The sessions, part of the second annual LimmudLA conference, brought more than 700 Jews together over the weekend to learn from each other and from their sacred texts. The idea behind Limmud -- a Hebrew word that means "learning" -- is to break down barriers that often divide Jews of different religious affiliations.

"The goal was to get people to own their own Jewish experience in the context of building a Jewish community where everyone comes together regardless of their denominations," said Shep Rosenman, an entertainment lawyer who founded LimmudLA and is a co-chair of this year's event. "The vehicle we use is Jewish learning, but not only classic Bible study."

The approach resonated with Ida Unger, a yoga instructor from Tujunga who led one of the morning classes.

"There's a diversity of spiritual practice within modern Judaism, and coming here to this conference, it's an opportunity to get a taste of many, many different things," Unger said.

The first Limmud conference took place in England about 25 years ago; it was brought to Los Angeles last year after a group attended a similar conference in New York, according to organizers. There are about 40 Limmud groups around the world, they said.

The local Limmud gathering began Friday and continues through today, with about 150 people presenting material on Jewish topics ranging from the upcoming Birkat HaHammah, a ritual blessing for the sun once every 28 years, to a performance by Matisyahu, an Orthodox Jewish reggae singer.

Although most of the conference participants came from Southern California, some traveled from other states, as well as Mexico, England and Israel.

"It's been an amazing weekend. It's very relaxed, and you're meeting all these new people from different areas and different parts of Judaism," said Ari Averbach, 25, who works with Los Angeles-based Jewish World Watch, an organization focused on ending genocide.

Averbach said he shared his own views at the conference, but also tried new things.

"It's a very safe place," he said. "I usually go to a Conservative service, but I decided to go to an Orthodox service" at the conference, he said.

Most of the conference sessions were rooted in Jewish traditions with modern adaptations and messages.

At a session titled "What Inspires Me: Musicians," Brooklyn folk-rock singer Michelle Citrin played guitar and sang a song called "Someday." Citrin, who has earned a measure of fame as "Rosh Hashanah Girl" for her YouTube videos "I Gotta' Love You Rosh Hashanah" and "20 Things to Do With Matzah," said the song was influenced by a famous saying from the Talmudic sage Hillel. The chorus goes: "Someday I'm gonna make it happen, but if not now, then when."

Citrin said her purpose "is to make this ancient wisdom accessible."

At a session led by writer Tom Fields-Meyer, participants chose a lesson they had learned at the conference and wrote a summary of it at the center of a blank piece of paper.
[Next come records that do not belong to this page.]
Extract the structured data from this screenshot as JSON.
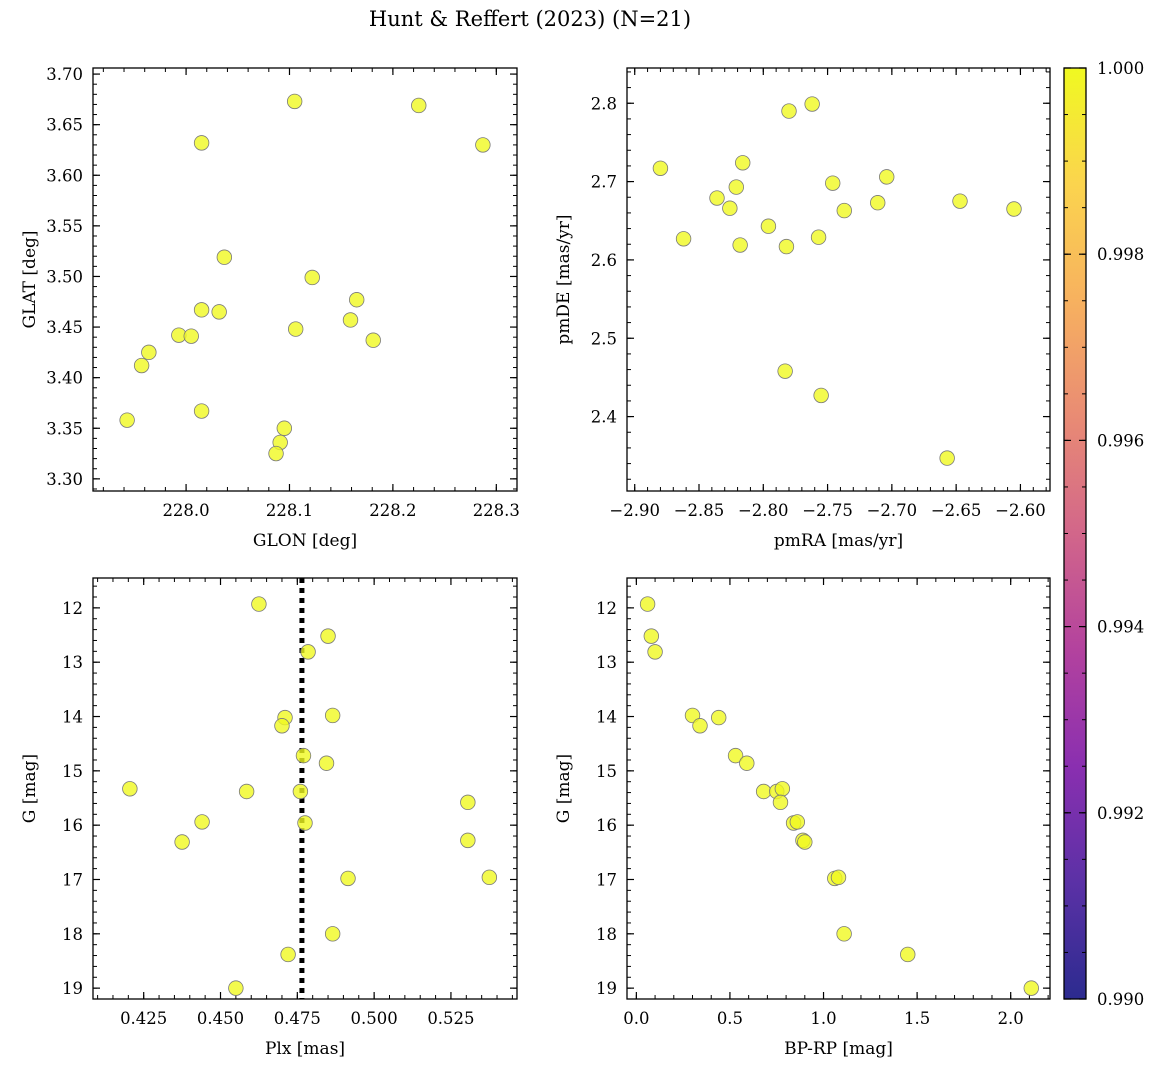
{
  "figure": {
    "title": "Hunt & Reffert (2023) (N=21)"
  },
  "colorbar": {
    "min": 0.99,
    "max": 1.0,
    "colormap": "plasma",
    "ticks": [
      "0.990",
      "0.992",
      "0.994",
      "0.996",
      "0.998",
      "1.000"
    ]
  },
  "marker": {
    "fill": "#f0f921",
    "stroke": "#7a7a7a",
    "opacity": 0.8,
    "membership_probability": 1.0
  },
  "chart_data": [
    {
      "id": "pos",
      "type": "scatter",
      "xlabel": "GLON [deg]",
      "ylabel": "GLAT [deg]",
      "xlim": [
        227.91,
        228.32
      ],
      "ylim": [
        3.288,
        3.706
      ],
      "invert_y": false,
      "xticks": [
        228.0,
        228.1,
        228.2,
        228.3
      ],
      "xtick_labels": [
        "228.0",
        "228.1",
        "228.2",
        "228.3"
      ],
      "xminor": 0.02,
      "yticks": [
        3.3,
        3.35,
        3.4,
        3.45,
        3.5,
        3.55,
        3.6,
        3.65,
        3.7
      ],
      "ytick_labels": [
        "3.30",
        "3.35",
        "3.40",
        "3.45",
        "3.50",
        "3.55",
        "3.60",
        "3.65",
        "3.70"
      ],
      "yminor": 0.01,
      "x": [
        228.105,
        228.225,
        228.015,
        228.287,
        228.037,
        228.122,
        228.165,
        228.015,
        228.032,
        228.159,
        228.106,
        228.181,
        227.993,
        228.005,
        227.964,
        227.957,
        228.015,
        227.943,
        228.095,
        228.091,
        228.087
      ],
      "y": [
        3.673,
        3.669,
        3.632,
        3.63,
        3.519,
        3.499,
        3.477,
        3.467,
        3.465,
        3.457,
        3.448,
        3.437,
        3.442,
        3.441,
        3.425,
        3.412,
        3.367,
        3.358,
        3.35,
        3.336,
        3.325
      ]
    },
    {
      "id": "pm",
      "type": "scatter",
      "xlabel": "pmRA [mas/yr]",
      "ylabel": "pmDE [mas/yr]",
      "xlim": [
        -2.906,
        -2.577
      ],
      "ylim": [
        2.305,
        2.845
      ],
      "invert_y": false,
      "xticks": [
        -2.9,
        -2.85,
        -2.8,
        -2.75,
        -2.7,
        -2.65,
        -2.6
      ],
      "xtick_labels": [
        "−2.90",
        "−2.85",
        "−2.80",
        "−2.75",
        "−2.70",
        "−2.65",
        "−2.60"
      ],
      "xminor": 0.01,
      "yticks": [
        2.4,
        2.5,
        2.6,
        2.7,
        2.8
      ],
      "ytick_labels": [
        "2.4",
        "2.5",
        "2.6",
        "2.7",
        "2.8"
      ],
      "yminor": 0.02,
      "x": [
        -2.88,
        -2.862,
        -2.836,
        -2.826,
        -2.821,
        -2.816,
        -2.818,
        -2.796,
        -2.782,
        -2.78,
        -2.762,
        -2.757,
        -2.746,
        -2.737,
        -2.711,
        -2.704,
        -2.647,
        -2.605,
        -2.783,
        -2.755,
        -2.657
      ],
      "y": [
        2.717,
        2.627,
        2.679,
        2.666,
        2.693,
        2.724,
        2.619,
        2.643,
        2.617,
        2.79,
        2.799,
        2.629,
        2.698,
        2.663,
        2.673,
        2.706,
        2.675,
        2.665,
        2.458,
        2.427,
        2.347
      ]
    },
    {
      "id": "plx",
      "type": "scatter",
      "xlabel": "Plx [mas]",
      "ylabel": "G [mag]",
      "xlim": [
        0.4085,
        0.5465
      ],
      "ylim": [
        11.45,
        19.2
      ],
      "invert_y": true,
      "xticks": [
        0.425,
        0.45,
        0.475,
        0.5,
        0.525
      ],
      "xtick_labels": [
        "0.425",
        "0.450",
        "0.475",
        "0.500",
        "0.525"
      ],
      "xminor": 0.005,
      "yticks": [
        12,
        13,
        14,
        15,
        16,
        17,
        18,
        19
      ],
      "ytick_labels": [
        "12",
        "13",
        "14",
        "15",
        "16",
        "17",
        "18",
        "19"
      ],
      "yminor": 0.2,
      "vline": 0.4765,
      "x": [
        0.4625,
        0.485,
        0.4785,
        0.471,
        0.4865,
        0.47,
        0.477,
        0.4845,
        0.4205,
        0.4585,
        0.476,
        0.5305,
        0.4775,
        0.444,
        0.4375,
        0.5305,
        0.4915,
        0.5375,
        0.4865,
        0.472,
        0.455
      ],
      "y": [
        11.93,
        12.52,
        12.81,
        14.02,
        13.98,
        14.17,
        14.72,
        14.86,
        15.33,
        15.38,
        15.38,
        15.58,
        15.96,
        15.94,
        16.31,
        16.28,
        16.98,
        16.96,
        18.0,
        18.38,
        19.0
      ]
    },
    {
      "id": "cmd",
      "type": "scatter",
      "xlabel": "BP-RP [mag]",
      "ylabel": "G [mag]",
      "xlim": [
        -0.05,
        2.21
      ],
      "ylim": [
        11.45,
        19.2
      ],
      "invert_y": true,
      "xticks": [
        0.0,
        0.5,
        1.0,
        1.5,
        2.0
      ],
      "xtick_labels": [
        "0.0",
        "0.5",
        "1.0",
        "1.5",
        "2.0"
      ],
      "xminor": 0.1,
      "yticks": [
        12,
        13,
        14,
        15,
        16,
        17,
        18,
        19
      ],
      "ytick_labels": [
        "12",
        "13",
        "14",
        "15",
        "16",
        "17",
        "18",
        "19"
      ],
      "yminor": 0.2,
      "x": [
        0.06,
        0.08,
        0.1,
        0.3,
        0.34,
        0.44,
        0.53,
        0.59,
        0.68,
        0.75,
        0.78,
        0.77,
        0.84,
        0.86,
        0.89,
        0.9,
        1.06,
        1.08,
        1.11,
        1.45,
        2.11
      ],
      "y": [
        11.93,
        12.52,
        12.81,
        13.98,
        14.17,
        14.02,
        14.72,
        14.86,
        15.38,
        15.38,
        15.33,
        15.58,
        15.96,
        15.94,
        16.28,
        16.31,
        16.98,
        16.96,
        18.0,
        18.38,
        19.0
      ]
    }
  ]
}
The lessons were passed to other participants, who jotted comments and responses in the margins, mimicking a page of the Talmud, which features commentaries from prominent Jewish scholars.

Roy Schwartz, a 38-year-old musician and salesman who lives in Mar Vista, wrote: "There is a community larger than the one I allow myself to be part of in Los Angeles."

Another person responded by adding: "And why would you allow yourself to be part of this L.A. community? Does it matter that it is larger?"

A third followed up by writing: "Yes, but even our own L.A. community is so big. I barely know my own -- the Orthodox community -- let alone the wider L.A. community. It would be great to branch out and make more connections. . . . We can learn a lot from one another."

Avram Mandell, 36, who also attended last year's LimmudLA conference, said he enjoys the opportunity to connect both with Jews who are strictly Orthodox and those who affiliate with other denominations.

"We're all having lunch together, talking about Judaism and movies," Mandell said. "It's an amazing experience that you just can't have anywhere else in terms of the people you're exposed to and the learning. No one's name tag says 'doctor' or 'rabbi.' Just their name."